On Mon, Mar 16, 2015 at 3:51 PM, gleeda notifications@github.com wrote:

oh wait, i see what the problem is, sorry! You have to specify --plugins=
first! So you should type:

vol.py --plugins=/usr/share/volatility/contrib/plugins -f file --profile=profile

see
https://github.com/volatilityfoundation/volatility/wiki/Volatility-Usage#specifying-additional-plugin-directories

—
Reply to this email directly or view it on GitHub
#1 (comment)
.

[gleeda]

Yes, you need to install the construct library. It's mentioned in the dependencies here http://blog.digital-forensics.it/2014/03/mimikatz-offline-addendum_28.html

you can find info about it here: https://pypi.python.org/pypi/construct

(Edited for note: the autoruns plugin is not the one failing, you are getting that failure because there's an issue with the mimikatz plugin since it can't import the missing library)

[Arvandor]

Duh, I feel pretty dumb. Thank you so much for your help! Mimikatz is
working at least now, but autoruns is still giving me grief.

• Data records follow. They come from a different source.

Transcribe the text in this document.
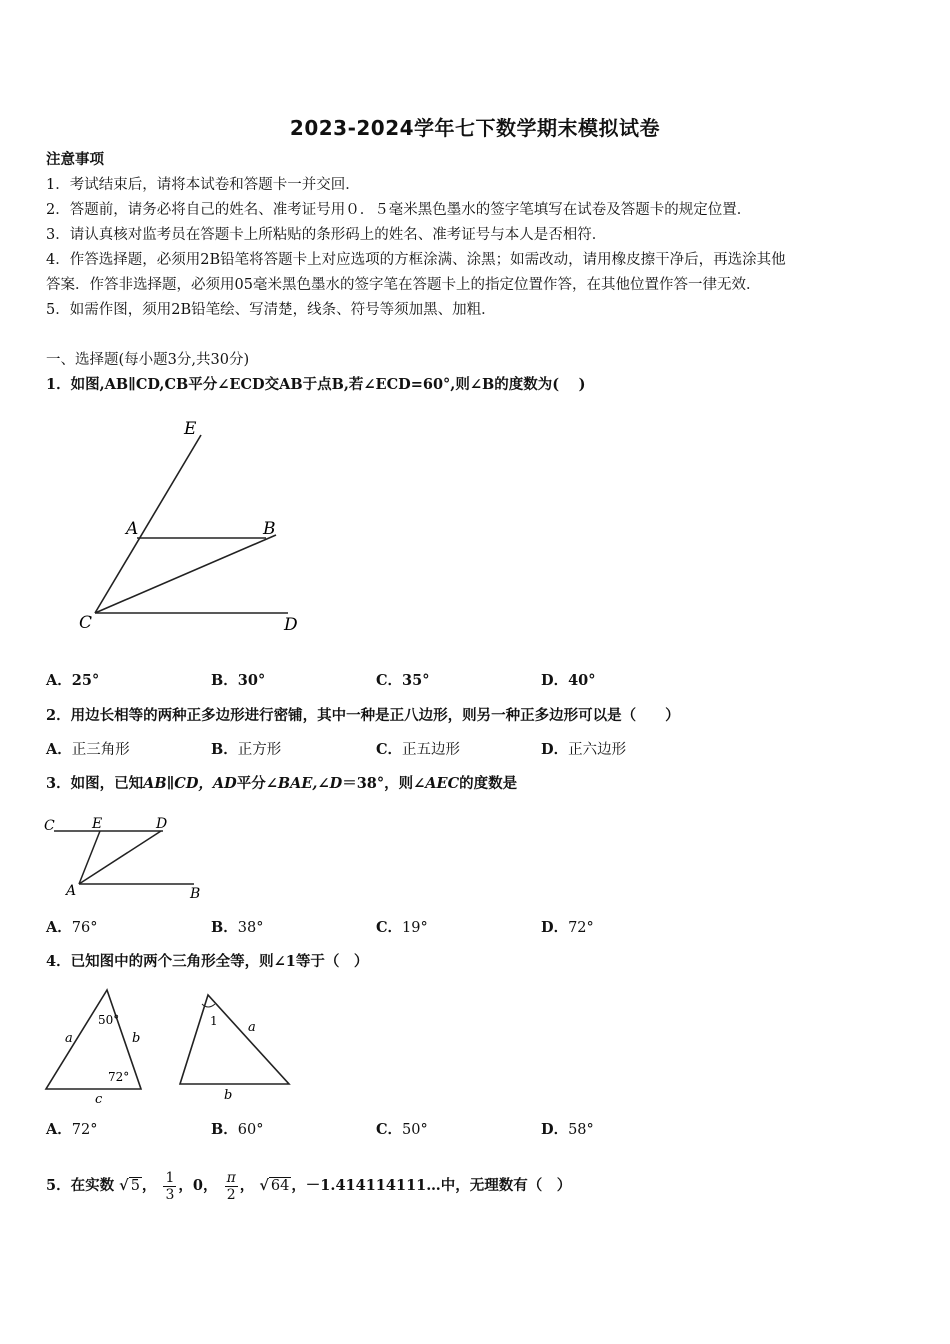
2023-2024学年七下数学期末模拟试卷
注意事项
1．考试结束后，请将本试卷和答题卡一并交回．
2．答题前，请务必将自己的姓名、准考证号用０．５毫米黑色墨水的签字笔填写在试卷及答题卡的规定位置．
3．请认真核对监考员在答题卡上所粘贴的条形码上的姓名、准考证号与本人是否相符．
4．作答选择题，必须用2B铅笔将答题卡上对应选项的方框涂满、涂黑；如需改动，请用橡皮擦干净后，再选涂其他
答案．作答非选择题，必须用05毫米黑色墨水的签字笔在答题卡上的指定位置作答，在其他位置作答一律无效．
5．如需作图，须用2B铅笔绘、写清楚，线条、符号等须加黑、加粗．
一、选择题(每小题3分,共30分)
1．如图,AB∥CD,CB平分∠ECD交AB于点B,若∠ECD=60°,则∠B的度数为(　 )
E
A	B
C	D
A．25°	B．30°	C．35°	D．40°
2．用边长相等的两种正多边形进行密铺，其中一种是正八边形，则另一种正多边形可以是（　　）
A．正三角形	B．正方形	C．正五边形	D．正六边形
3．如图，已知AB∥CD，AD平分∠BAE,∠D＝38°，则∠AEC的度数是
C	E	D
A	B
A．76°	B．38°	C．19°	D．72°
4．已知图中的两个三角形全等，则∠1等于（　）
50°
72°
a	b
c
1 a
b
A．72°	B．60°	C．50°	D．58°
5．在实数 √ 5 ， $\frac{1}{3}$ ，0， $\frac{\pi}{2}$ ， √ 64 ，－1.414114111…中，无理数有（　）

Volatility Foundation Volatility Framework 2.4
Traceback (most recent call last):
File "/usr/share/volatility/vol.py", line 192, in
main()
File "/usr/share/volatility/vol.py", line 174, in main
command = cmdsmodule
File "/usr/share/volatility/contrib/plugins/autoruns.py", line 133, in
init
hivelist.HiveList.init(self, config, _args, *_kwargs)
File "/usr/lib/python2.7/dist-packages/volatility/plugins/common.py",
line 50, in init
help = "Skip unallocated objects (e.g. 0xbad0b0b0)")
File "/usr/lib/python2.7/dist-packages/volatility/conf.py", line 363, in
add_option
self.optparser.add_option("-{0}".format(short_option),
"--{0}".format(option), **args)
File "/usr/lib/python2.7/optparse.py", line 1020, in add_option
self._check_conflict(option)
File "/usr/lib/python2.7/optparse.py", line 995, in _check_conflict
option)
optparse.OptionConflictError: option -W/--show-unallocated: conflicting
option string(s): -W

On Mon, Mar 16, 2015 at 4:27 PM, gleeda notifications@github.com wrote:

Yes, you need to install the construct library. It's mentioned in the
dependencies here
http://blog.digital-forensics.it/2014/03/mimikatz-offline-addendum_28.html

you can find info about it here: https://pypi.python.org/pypi/construct

—
Reply to this email directly or view it on GitHub
#1 (comment)
.

[gleeda]

That's weird, I don't have that option and I just downloaded his plugin from github: https://github.com/tomchop/volatility-autoruns

Maybe you should redownload it and try again if you didn't get it from there. If you can't get it working, ask the author for help (you can add an issue on his github or he's pretty easy to catch on twitter https://twitter.com/tomchop_ ).

[Arvandor]

Alright, I'll play with it some more tomorrow =) Thanks again for all the
help!

On Mon, Mar 16, 2015 at 4:45 PM, gleeda notifications@github.com wrote:

That's weird, I don't have that option and I just downloaded his plugin
from github: https://github.com/tomchop/volatility-autoruns

Maybe you should redownload it and try again if you didn't get it from
there. If you can't get it working, ask the author for help (you can add an
issue on his github or he's pretty easy to catch on twitter
https://twitter.com/tomchop_ ).

—
Reply to this email directly or view it on GitHub
#1 (comment)
.

[gleeda]

No problem! I'm going to close this issue out for now. Feel free to reopen as needed.